The April deficit was greater than any Econoday economist’s prediction.

In addition, the Census Department revised the March deficit from $43.7 billion from $45.3 billion.

The bad news is accelerating for the second quarter. The trade deficit widened in April to $47.6 billion from a revised $45.3 billion in March. This opens the quarter on yet another defensive front.

Exports fell 0.3 percent in April to $191.0 billion as a fractional rise in service exports to $64.0 billion could not outmatch a 0.4 percent decline in goods exports to $126.9 billion.

Imports meanwhile jumped 0.8 percent to $238.6 billion with increasing pressure centered in goods but also including services.

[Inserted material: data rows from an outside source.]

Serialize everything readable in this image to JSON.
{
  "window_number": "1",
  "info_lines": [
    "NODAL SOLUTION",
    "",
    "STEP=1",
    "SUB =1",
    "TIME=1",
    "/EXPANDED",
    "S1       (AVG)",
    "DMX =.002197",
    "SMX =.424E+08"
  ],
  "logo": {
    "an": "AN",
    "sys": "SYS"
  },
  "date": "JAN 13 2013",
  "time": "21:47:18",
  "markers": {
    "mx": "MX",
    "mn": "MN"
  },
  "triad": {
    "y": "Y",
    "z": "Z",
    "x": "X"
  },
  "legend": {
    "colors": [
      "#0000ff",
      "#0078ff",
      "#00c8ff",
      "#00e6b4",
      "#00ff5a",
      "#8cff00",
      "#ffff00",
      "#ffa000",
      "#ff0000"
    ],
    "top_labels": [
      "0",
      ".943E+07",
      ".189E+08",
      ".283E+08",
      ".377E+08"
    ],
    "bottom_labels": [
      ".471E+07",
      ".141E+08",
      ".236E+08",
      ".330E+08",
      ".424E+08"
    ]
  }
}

The best positive in the details is a rise in aircraft exports and the worst negative is yet another jump in consumer goods imports, up $2.0 billion in the month to $51.0 billion. Country data show a sharp widening with China, to a $27.6 billion total gap in the month, with the EU gap also up sharply to $14.6 billion.

The conclusion? U.S. demand for foreign products is strong and foreign demand for U.S. products is not.

Trade in Goods and Services

Trade in Goods and Services Moving Average

Trump Will Howl

  • In September 2016 exports were $188.123 billion.
  • In April 2017 exports were $190.975 billion.
  • In September 2016, imports were $226.588 billion
  • In April 2016, imports were $238.592 billion.
  • Imports increased  $12.034 billion.
  • Exports increased $2.852 billion.

With imports up significantly and exports barely budging for seven months, expect another round of Trump howls over the trade deficit.

This report will also take a couple of ticks off second-quarter GDP estimates.